Music and dance is a way that Samoans like to express themselves and to begin the week, Samoan prayers were read out and a traditional dance was performed at the full school assmbly, which was an amazing experience with a performance of exuberance and vibrancy gracing the stage. The dance was taught by Year 11 student, Nesiah Faalogo Tanoai and her cousin Danielle who took time out of her schedule to come and teach the dancers.

Then on Feast Day the Samoan students wore traditional costume and during the Eucharist sung a Samoan gospel song – ‘The Lord is my light’ by Adeaze. Throughout the week, people from around the school have been learning Samoan words and doing their best to get into the spirit with homeroom teachers and students greeting each other by saying ‘Talofa’.

The week concluded with the College teachers being treated to a delicious and mouth-watering Samoan feast with the foods that are at every Samoan gathering. This included chop suey, taro, coconut buns, pork buns and cocoa rice.
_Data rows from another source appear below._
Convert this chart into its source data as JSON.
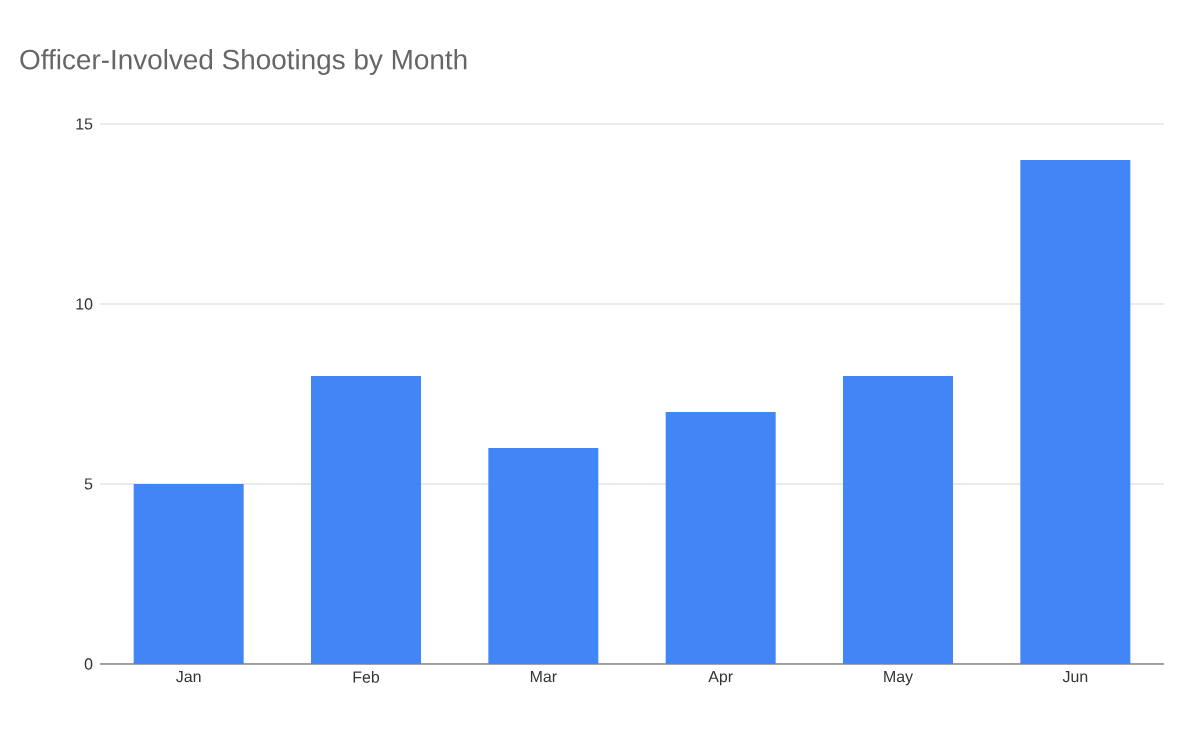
{
  "chart_data": {
    "type": "bar",
    "title": "Officer-Involved Shootings by Month",
    "categories": [
      "Jan",
      "Feb",
      "Mar",
      "Apr",
      "May",
      "Jun"
    ],
    "values": [
      5,
      8,
      6,
      7,
      8,
      14
    ],
    "color": "#4285f4",
    "ylim": [
      0,
      15
    ],
    "yticks": [
      0,
      5,
      10,
      15
    ],
    "grid": "y"
  }
}
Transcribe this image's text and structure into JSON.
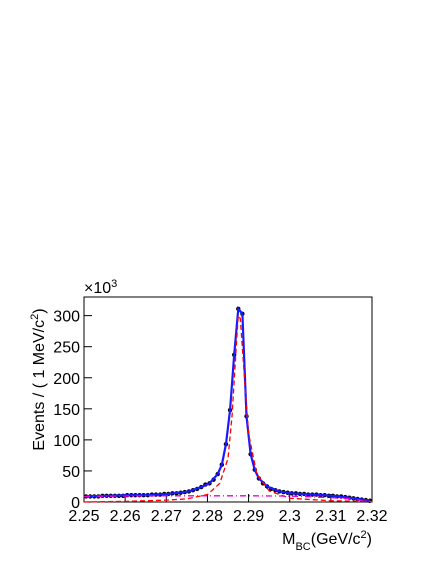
{
  "chart_data": {
    "type": "scatter",
    "xlim": [
      2.25,
      2.32
    ],
    "xticks": [
      2.25,
      2.26,
      2.27,
      2.28,
      2.29,
      2.3,
      2.31,
      2.32
    ],
    "ylim": [
      0,
      330
    ],
    "yticks": [
      0,
      50,
      100,
      150,
      200,
      250,
      300
    ],
    "y_multiplier_parts": [
      {
        "text": "×10"
      },
      {
        "text": "3",
        "shift": "sup"
      }
    ],
    "y_label_parts": [
      {
        "text": "Events / ( 1 MeV/c"
      },
      {
        "text": "2",
        "shift": "sup"
      },
      {
        "text": ")"
      }
    ],
    "x_label_parts": [
      {
        "text": "M"
      },
      {
        "text": "BC",
        "shift": "sub"
      },
      {
        "text": "(GeV/c"
      },
      {
        "text": "2",
        "shift": "sup"
      },
      {
        "text": ")"
      }
    ],
    "series": [
      {
        "style": "markers",
        "color": "#000000",
        "x": [
          2.2505,
          2.2515,
          2.2525,
          2.2535,
          2.2545,
          2.2555,
          2.2565,
          2.2575,
          2.2585,
          2.2595,
          2.2605,
          2.2615,
          2.2625,
          2.2635,
          2.2645,
          2.2655,
          2.2665,
          2.2675,
          2.2685,
          2.2695,
          2.2705,
          2.2715,
          2.2725,
          2.2735,
          2.2745,
          2.2755,
          2.2765,
          2.2775,
          2.2785,
          2.2795,
          2.2805,
          2.2815,
          2.2825,
          2.2835,
          2.2845,
          2.2855,
          2.2865,
          2.2875,
          2.2885,
          2.2895,
          2.2905,
          2.2915,
          2.2925,
          2.2935,
          2.2945,
          2.2955,
          2.2965,
          2.2975,
          2.2985,
          2.2995,
          2.3005,
          2.3015,
          2.3025,
          2.3035,
          2.3045,
          2.3055,
          2.3065,
          2.3075,
          2.3085,
          2.3095,
          2.3105,
          2.3115,
          2.3125,
          2.3135,
          2.3145,
          2.3155,
          2.3165,
          2.3175,
          2.3185,
          2.3195
        ],
        "values": [
          9,
          9,
          9,
          9,
          10,
          10,
          10,
          10,
          10,
          10,
          11,
          11,
          11,
          11,
          11,
          11,
          12,
          12,
          12,
          13,
          13,
          14,
          14,
          15,
          16,
          17,
          19,
          21,
          24,
          28,
          30,
          36,
          45,
          60,
          93,
          148,
          237,
          311,
          303,
          138,
          77,
          52,
          38,
          30,
          25,
          21,
          19,
          17,
          16,
          15,
          14,
          14,
          13,
          13,
          12,
          12,
          12,
          11,
          11,
          10,
          10,
          9,
          9,
          8,
          7,
          6,
          5,
          4,
          3,
          2
        ]
      },
      {
        "style": "solid",
        "color": "#1a1aff",
        "x": [
          2.2505,
          2.2555,
          2.2605,
          2.2655,
          2.2705,
          2.2755,
          2.2785,
          2.2805,
          2.2825,
          2.2835,
          2.2845,
          2.2855,
          2.2865,
          2.2875,
          2.2885,
          2.2895,
          2.2905,
          2.2915,
          2.2925,
          2.2945,
          2.2975,
          2.3005,
          2.3055,
          2.3105,
          2.3155,
          2.3195
        ],
        "values": [
          9,
          10,
          11,
          11,
          13,
          17,
          24,
          30,
          45,
          60,
          93,
          148,
          237,
          311,
          303,
          138,
          77,
          52,
          38,
          25,
          17,
          14,
          12,
          10,
          6,
          2
        ]
      },
      {
        "style": "dashed",
        "color": "#ff0000",
        "x": [
          2.25,
          2.26,
          2.27,
          2.275,
          2.28,
          2.283,
          2.285,
          2.286,
          2.287,
          2.2875,
          2.288,
          2.289,
          2.29,
          2.292,
          2.295,
          2.3,
          2.31,
          2.32
        ],
        "values": [
          0,
          1,
          3,
          5,
          12,
          30,
          70,
          140,
          250,
          300,
          295,
          200,
          110,
          45,
          18,
          6,
          2,
          1
        ]
      },
      {
        "style": "dashdot",
        "color": "#e000e0",
        "x": [
          2.25,
          2.26,
          2.27,
          2.28,
          2.29,
          2.3,
          2.31,
          2.315,
          2.32
        ],
        "values": [
          9,
          9.5,
          10,
          10,
          10,
          9.5,
          7,
          5,
          0
        ]
      }
    ]
  }
}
Many thanks to the student leaders and teachers who have been tremendous at putting everything together and for allowing the Samoan students to showcase their unique heritage. Being a minority group at the College, it has been nothing short of inspiring to see so many people wanting to learn, speak and acknowledge the Samoan language. It gives us so much pride in our culture and traditions and we only hope that in the future we will continue to celebrate and recognize Samoan Culture at the College.

Faafetai lava, Ia Manuia Tofa Soifua.